LIGHT THE DARK, edited by Joe Fassler
“Light the Dark,” edited by Joe Fassler
Penguin Books, 2017
A collection of craft essays from a series in The Atlantic, this is a book to treasure, one to read again and again. The online series, called “By Heart,” is curated by Joe Fassler, who asks writers to identify a piece of writing that means something to them and to consider its impact.
It’s marvelous to read through the 46 essays collected in the book and see not only the piece of writing that each author selected, but also how they chose to talk about it and its effect on their writing life. Some writers are extremely pragmatic, outlining their daily practice. (Andre Dubus III: “So once I have a beginning, middle, and end, I walk away from it for at least six months and don’t look at it.”). Other writers are more philosophical, both about writing and about life. (Maggie Shipstead: “The thing to long for is the impossible thing: for time to slow, for the chance to loiter in a moment.”) Aimee Bender writes about memorizing poetry while driving the LA freeways.

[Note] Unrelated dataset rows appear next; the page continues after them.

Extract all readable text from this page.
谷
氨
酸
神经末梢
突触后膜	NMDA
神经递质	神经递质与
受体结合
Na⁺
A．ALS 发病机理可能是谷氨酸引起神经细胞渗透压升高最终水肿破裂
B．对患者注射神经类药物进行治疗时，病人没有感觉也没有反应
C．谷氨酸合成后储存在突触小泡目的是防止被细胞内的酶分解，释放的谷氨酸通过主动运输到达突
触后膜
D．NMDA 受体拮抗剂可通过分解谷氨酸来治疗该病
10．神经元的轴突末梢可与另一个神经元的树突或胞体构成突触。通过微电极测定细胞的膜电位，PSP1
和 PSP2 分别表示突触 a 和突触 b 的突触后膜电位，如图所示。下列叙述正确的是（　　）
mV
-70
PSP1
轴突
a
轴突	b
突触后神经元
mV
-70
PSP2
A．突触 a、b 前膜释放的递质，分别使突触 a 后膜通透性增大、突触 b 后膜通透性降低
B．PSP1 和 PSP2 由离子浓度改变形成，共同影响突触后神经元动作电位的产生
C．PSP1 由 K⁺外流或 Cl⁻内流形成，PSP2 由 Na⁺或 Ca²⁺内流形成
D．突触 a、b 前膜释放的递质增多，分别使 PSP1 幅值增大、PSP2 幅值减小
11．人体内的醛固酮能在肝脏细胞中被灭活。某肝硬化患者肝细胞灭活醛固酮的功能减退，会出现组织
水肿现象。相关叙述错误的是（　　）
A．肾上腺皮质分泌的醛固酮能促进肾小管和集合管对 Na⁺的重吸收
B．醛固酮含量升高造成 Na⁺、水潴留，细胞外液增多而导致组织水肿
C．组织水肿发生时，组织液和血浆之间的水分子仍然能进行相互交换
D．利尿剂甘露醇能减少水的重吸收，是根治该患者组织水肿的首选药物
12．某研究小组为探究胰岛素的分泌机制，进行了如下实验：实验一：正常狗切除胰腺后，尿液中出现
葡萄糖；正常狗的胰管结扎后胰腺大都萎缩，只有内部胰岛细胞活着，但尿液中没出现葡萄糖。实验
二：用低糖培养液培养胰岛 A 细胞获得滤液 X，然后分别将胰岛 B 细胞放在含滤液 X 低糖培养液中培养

Junot Diaz considers the impact of reading Toni Morrison. Jim Shepard unpacks the moment of grace in Flannery O’Connor’s “A Good Man Is Hard to Find.” It’s hard to pick favorites because they’re all so fascinating.

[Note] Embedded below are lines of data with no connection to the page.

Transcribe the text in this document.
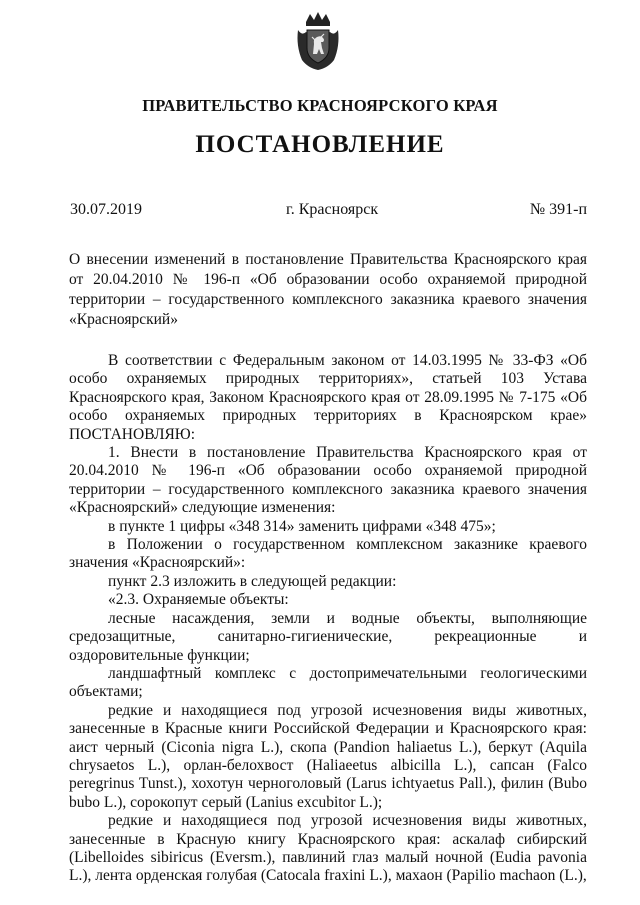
ПРАВИТЕЛЬСТВО КРАСНОЯРСКОГО КРАЯ
ПОСТАНОВЛЕНИЕ
30.07.2019	г. Красноярск	№ 391-п
О внесении изменений в постановление Правительства Красноярского края от 20.04.2010 № 196-п «Об образовании особо охраняемой природной территории – государственного комплексного заказника краевого значения «Красноярский»

В соответствии с Федеральным законом от 14.03.1995 № 33-ФЗ «Об особо охраняемых природных территориях», статьей 103 Устава Красноярского края, Законом Красноярского края от 28.09.1995 № 7-175 «Об особо охраняемых природных территориях в Красноярском крае» ПОСТАНОВЛЯЮ:

1. Внести в постановление Правительства Красноярского края от 20.04.2010 № 196-п «Об образовании особо охраняемой природной территории – государственного комплексного заказника краевого значения «Красноярский» следующие изменения:

в пункте 1 цифры «348 314» заменить цифрами «348 475»;

в Положении о государственном комплексном заказнике краевого значения «Красноярский»:

пункт 2.3 изложить в следующей редакции:

«2.3. Охраняемые объекты:

лесные насаждения, земли и водные объекты, выполняющие средозащитные, санитарно-гигиенические, рекреационные и оздоровительные функции;

ландшафтный комплекс с достопримечательными геологическими объектами;

редкие и находящиеся под угрозой исчезновения виды животных, занесенные в Красные книги Российской Федерации и Красноярского края: аист черный (Ciconia nigra L.), скопа (Pandion haliaetus L.), беркут (Aquila chrysaetos L.), орлан-белохвост (Haliaeetus albicilla L.), сапсан (Falco peregrinus Tunst.), хохотун черноголовый (Larus ichtyaetus Pall.), филин (Bubo bubo L.), сорокопут серый (Lanius excubitor L.);

редкие и находящиеся под угрозой исчезновения виды животных, занесенные в Красную книгу Красноярского края: аскалаф сибирский (Libelloides sibiricus (Eversm.), павлиний глаз малый ночной (Eudia pavonia L.), лента орденская голубая (Catocala fraxini L.), махаон (Papilio machaon (L.),
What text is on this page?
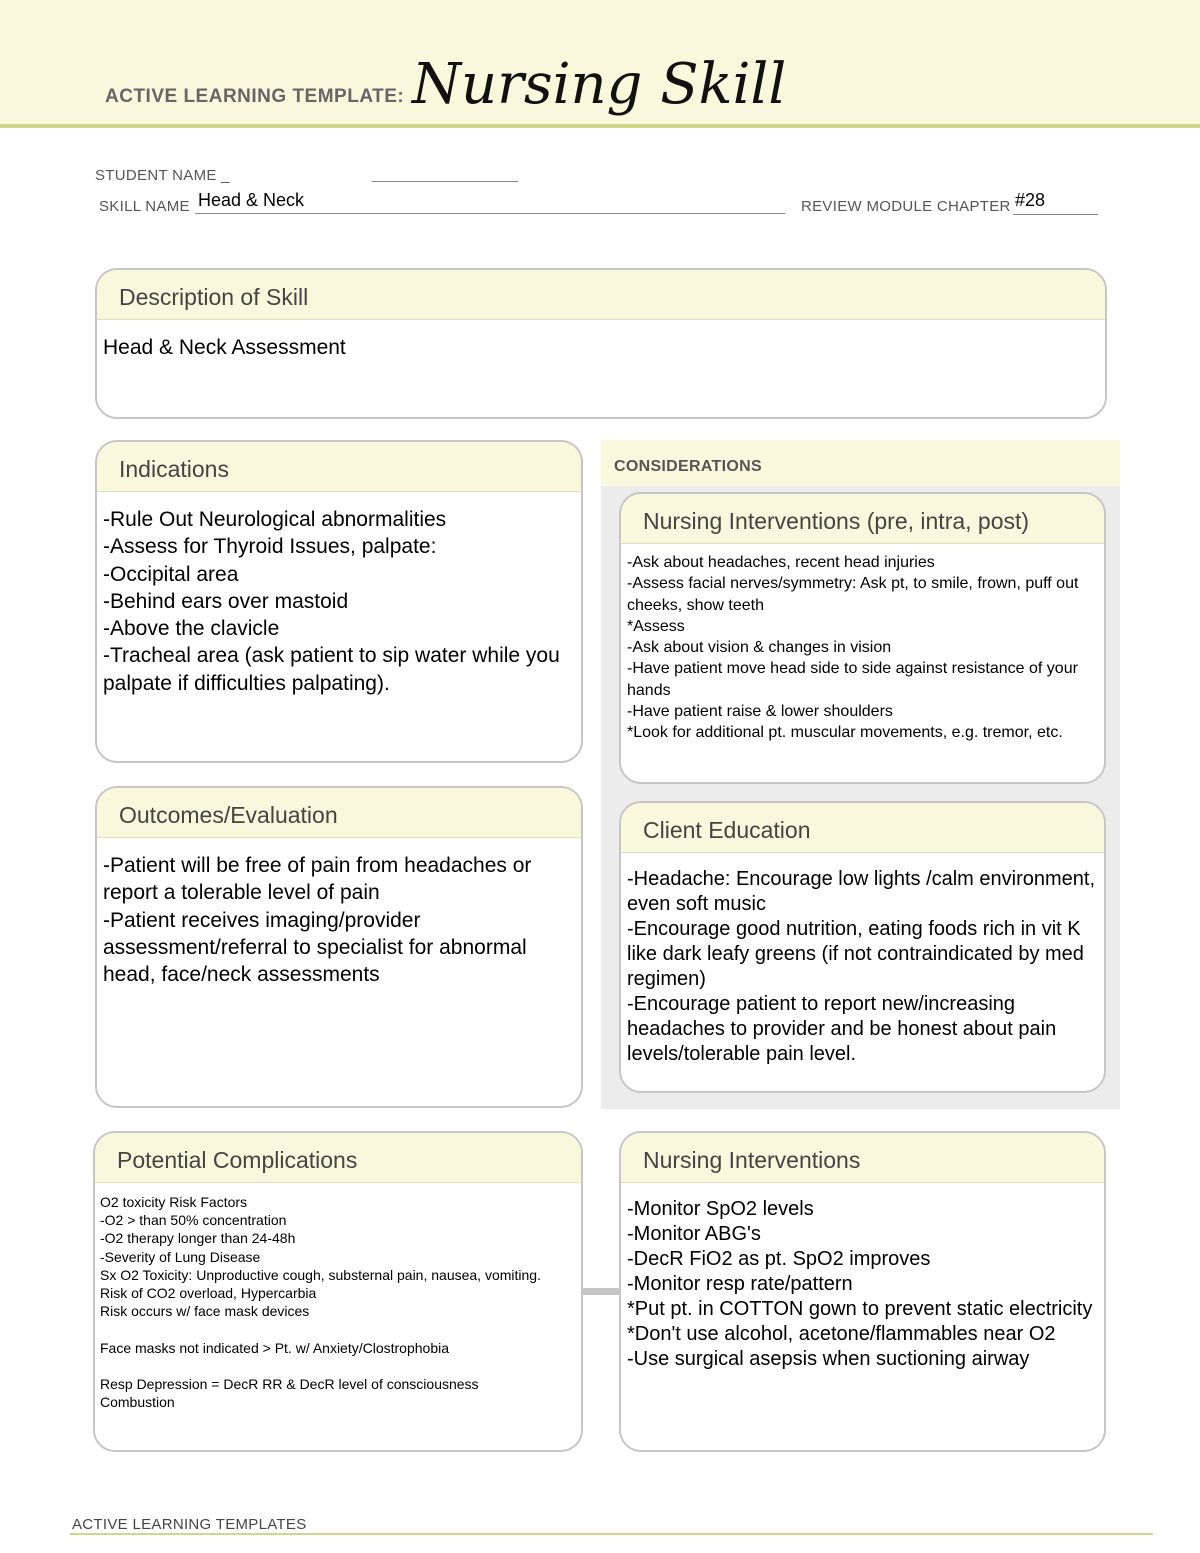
ACTIVE LEARNING TEMPLATE: Nursing Skill
STUDENT NAME _
SKILL NAME Head & Neck	REVIEW MODULE CHAPTER #28
Description of Skill
Head & Neck Assessment
Indications
-Rule Out Neurological abnormalities
-Assess for Thyroid Issues, palpate:
-Occipital area
-Behind ears over mastoid
-Above the clavicle
-Tracheal area (ask patient to sip water while you palpate if difficulties palpating).
Outcomes/Evaluation
-Patient will be free of pain from headaches or report a tolerable level of pain
-Patient receives imaging/provider assessment/referral to specialist for abnormal head, face/neck assessments
CONSIDERATIONS
Nursing Interventions (pre, intra, post)
-Ask about headaches, recent head injuries
-Assess facial nerves/symmetry: Ask pt, to smile, frown, puff out cheeks, show teeth
*Assess
-Ask about vision & changes in vision
-Have patient move head side to side against resistance of your hands
-Have patient raise & lower shoulders
*Look for additional pt. muscular movements, e.g. tremor, etc.
Client Education
-Headache: Encourage low lights /calm environment, even soft music
-Encourage good nutrition, eating foods rich in vit K like dark leafy greens (if not contraindicated by med regimen)
-Encourage patient to report new/increasing headaches to provider and be honest about pain levels/tolerable pain level.
Potential Complications
O2 toxicity Risk Factors
-O2 > than 50% concentration
-O2 therapy longer than 24-48h
-Severity of Lung Disease
Sx O2 Toxicity: Unproductive cough, substernal pain, nausea, vomiting.
Risk of CO2 overload, Hypercarbia
Risk occurs w/ face mask devices
Face masks not indicated > Pt. w/ Anxiety/Clostrophobia
Resp Depression = DecR RR & DecR level of consciousness
Combustion
Nursing Interventions
-Monitor SpO2 levels
-Monitor ABG's
-DecR FiO2 as pt. SpO2 improves
-Monitor resp rate/pattern
*Put pt. in COTTON gown to prevent static electricity
*Don't use alcohol, acetone/flammables near O2
-Use surgical asepsis when suctioning airway
ACTIVE LEARNING TEMPLATES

I chose to read the collection slowly, dipping in first to writers I know or whose writing is familiar to me, and then reading the pieces by writers less-known to me. There’s an argument to be made, though, for reading this chronologically, for letting each piece reflect off those that surround it. Whatever you chose, do read them all, as each essay provides a different insight into a creative brain.
The best part? The series continues online, so when you’re done reading and rereading these essays, check in online for the newest installment. And let’s hope Fassler has plans for a sequel.